Старуха, сидевшая всё в том же кресле по бедрам, ничуть не изменилась, разве что на этот раз она решила не показывать мне своих зубов.
— Доброе утро, — сказал я. — Вернулись, значит? Что?
— Да. Я вернулась.
Что— то резануло мне слух; голос у неё был какой-то странный. Потом мне пришло в голову, что она, наверное, ещё не завтракала. Лично я вообще ни на что не способен, если не перехвачу с утра пару яиц и чашку-другую кофе.
— Вы, должно быть, ещё не завтракали?
— Да. Я не завтракала.
— Хотите яйцо и ещё что-нибудь? Или сосиску с чем-нибудь? Или ещё что-нибудь?
— Нет, благодарю вас.
Она сказала это таким тоном, будто была членом антисосисочного общества или лиги яйцененавистников. Наступила тишина.
— Я звонила вам вчера вечером, — ледяным тоном произнесла леди Мальверн, — но вас не было дома.
— О, как неудачно получилось. Нормально съездили?
— Благодарю вас, вполне.
— Осмотрели достопримечательности? Ниагарский водопад, знаете ли, Йеллоустонский парк, этот, как его, Гранд Каньон, ну и всё прочее?
— Я осмотрела все, что сочла нужным.
И вновь наступила довольно неприятная тишина. Дживз молча вплыл в столовую и начал накрывать на стол.

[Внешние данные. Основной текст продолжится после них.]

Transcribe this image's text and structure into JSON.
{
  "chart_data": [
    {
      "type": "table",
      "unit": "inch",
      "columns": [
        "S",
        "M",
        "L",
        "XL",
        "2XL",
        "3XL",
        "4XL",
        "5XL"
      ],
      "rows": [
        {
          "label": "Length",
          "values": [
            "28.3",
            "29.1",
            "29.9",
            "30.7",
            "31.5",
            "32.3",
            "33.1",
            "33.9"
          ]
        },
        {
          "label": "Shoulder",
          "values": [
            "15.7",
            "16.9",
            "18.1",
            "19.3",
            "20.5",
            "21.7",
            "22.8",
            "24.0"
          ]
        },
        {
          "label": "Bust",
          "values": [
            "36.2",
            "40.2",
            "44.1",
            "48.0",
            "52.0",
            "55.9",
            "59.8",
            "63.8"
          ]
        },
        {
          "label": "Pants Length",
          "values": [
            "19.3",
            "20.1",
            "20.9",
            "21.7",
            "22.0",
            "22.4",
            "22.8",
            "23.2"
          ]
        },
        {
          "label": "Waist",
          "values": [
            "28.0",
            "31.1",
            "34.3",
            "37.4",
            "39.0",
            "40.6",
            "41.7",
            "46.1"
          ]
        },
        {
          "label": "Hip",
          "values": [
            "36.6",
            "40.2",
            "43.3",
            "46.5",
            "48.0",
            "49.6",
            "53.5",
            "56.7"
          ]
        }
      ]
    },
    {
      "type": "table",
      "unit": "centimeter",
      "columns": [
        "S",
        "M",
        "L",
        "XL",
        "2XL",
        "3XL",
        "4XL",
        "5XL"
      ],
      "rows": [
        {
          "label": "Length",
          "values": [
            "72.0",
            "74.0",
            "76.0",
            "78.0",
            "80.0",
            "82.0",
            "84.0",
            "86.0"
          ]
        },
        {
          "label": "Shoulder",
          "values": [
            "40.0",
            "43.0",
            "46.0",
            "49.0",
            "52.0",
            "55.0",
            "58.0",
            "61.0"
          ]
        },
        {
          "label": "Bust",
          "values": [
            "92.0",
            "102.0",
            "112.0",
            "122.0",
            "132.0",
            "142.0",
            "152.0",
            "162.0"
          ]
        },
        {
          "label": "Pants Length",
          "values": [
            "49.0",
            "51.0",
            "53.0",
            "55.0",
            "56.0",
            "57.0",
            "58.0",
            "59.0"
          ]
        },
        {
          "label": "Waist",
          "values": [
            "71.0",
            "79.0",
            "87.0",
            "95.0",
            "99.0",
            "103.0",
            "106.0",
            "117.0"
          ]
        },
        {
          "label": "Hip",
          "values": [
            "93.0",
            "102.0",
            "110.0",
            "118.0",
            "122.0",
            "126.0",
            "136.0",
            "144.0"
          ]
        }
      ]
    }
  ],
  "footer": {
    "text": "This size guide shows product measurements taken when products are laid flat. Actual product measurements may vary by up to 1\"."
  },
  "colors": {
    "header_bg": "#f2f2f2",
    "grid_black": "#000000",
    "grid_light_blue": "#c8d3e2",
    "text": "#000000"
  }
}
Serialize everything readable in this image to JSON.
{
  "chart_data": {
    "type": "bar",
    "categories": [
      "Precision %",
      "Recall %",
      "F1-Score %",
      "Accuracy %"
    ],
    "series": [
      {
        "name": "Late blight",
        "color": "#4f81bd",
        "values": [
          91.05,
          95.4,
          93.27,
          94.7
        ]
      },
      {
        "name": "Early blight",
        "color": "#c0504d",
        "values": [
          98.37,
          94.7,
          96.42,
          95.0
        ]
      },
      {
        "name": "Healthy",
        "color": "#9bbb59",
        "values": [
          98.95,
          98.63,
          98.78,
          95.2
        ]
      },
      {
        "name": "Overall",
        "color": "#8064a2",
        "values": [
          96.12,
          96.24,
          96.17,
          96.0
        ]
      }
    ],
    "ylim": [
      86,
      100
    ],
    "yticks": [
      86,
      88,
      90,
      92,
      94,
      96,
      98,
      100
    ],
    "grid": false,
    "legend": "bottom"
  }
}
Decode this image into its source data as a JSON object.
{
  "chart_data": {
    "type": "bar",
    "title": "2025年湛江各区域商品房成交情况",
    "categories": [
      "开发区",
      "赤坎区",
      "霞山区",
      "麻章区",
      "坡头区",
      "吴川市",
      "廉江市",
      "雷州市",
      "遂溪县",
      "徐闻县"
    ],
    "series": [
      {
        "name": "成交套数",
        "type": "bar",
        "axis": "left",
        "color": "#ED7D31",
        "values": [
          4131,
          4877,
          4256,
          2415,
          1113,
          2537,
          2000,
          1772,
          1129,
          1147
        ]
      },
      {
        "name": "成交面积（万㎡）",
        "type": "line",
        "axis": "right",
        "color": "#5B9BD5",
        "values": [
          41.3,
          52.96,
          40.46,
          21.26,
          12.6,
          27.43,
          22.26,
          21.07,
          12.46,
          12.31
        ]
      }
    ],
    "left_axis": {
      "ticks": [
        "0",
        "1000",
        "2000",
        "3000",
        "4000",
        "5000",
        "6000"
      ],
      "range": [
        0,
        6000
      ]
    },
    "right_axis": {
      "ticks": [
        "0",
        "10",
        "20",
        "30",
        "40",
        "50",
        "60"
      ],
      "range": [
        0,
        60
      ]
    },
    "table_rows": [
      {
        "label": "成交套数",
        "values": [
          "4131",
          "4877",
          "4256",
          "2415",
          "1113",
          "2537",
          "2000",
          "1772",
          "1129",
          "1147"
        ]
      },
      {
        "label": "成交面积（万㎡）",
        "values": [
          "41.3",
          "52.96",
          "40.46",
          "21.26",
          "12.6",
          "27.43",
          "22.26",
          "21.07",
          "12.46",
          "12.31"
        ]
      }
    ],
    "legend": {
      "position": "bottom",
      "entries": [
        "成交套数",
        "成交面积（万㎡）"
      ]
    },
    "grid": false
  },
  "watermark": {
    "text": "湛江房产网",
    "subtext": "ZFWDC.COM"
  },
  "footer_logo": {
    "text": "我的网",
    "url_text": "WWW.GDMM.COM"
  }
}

— Я надеюсь, Уилмот не был вам в тягость, мистер Вустер?
— О, что вы! Сразу сошлись, друзья до гроба, и всё такое.
— Значит, вы были его постоянным спутником?
— Не расставались ни на минуту. Всегда были вместе, знаете ли. По утрам бегали по музеям, потом, так сказать, завтракали в вегетарианской столовой, а днём это, как его, посещали концерты духовной музыки. Обедали только дома, потом, как там его, играли в домино и пораньше ложились спать. В общем, веселились вовсю. Я дико огорчился, когда он уехал в Бостон.
— Ах! Уилмот в Бостоне?
— Точно. Я, конечно, хотел вам написать, но мы, само собой, не знали вашего адреса. Вы рыскали по всей стране, как… я хочу сказать, вы рыскали по всей стране, сами понимаете, по всей стране рыскали, и нам не удалось с вами связаться. Да, Мотти уехал в Бостон.
— Вы уверены, что он уехал в Бостон?
— О, на все сто. — Я громко окликнул Дживза, который гремел в столовой ножами и вилками. — Дживз, лорд Першор не передумал ехать в Бостон? Ведь он уехал в Бостон?
— Да, сэр.
— Так я и думал. Да, Мотти уехал в Бостон.
— В таком случае, мистер Вустер, как вы объясните тот факт, что вчера, посетив тюрьму на Блэквелл-Айленд, чтобы собрать материал для моей книги, я своими глазами видела, как бедный Мотти в полосатой одежде сидит рядом с грудой камней и колотит по ним кувалдой?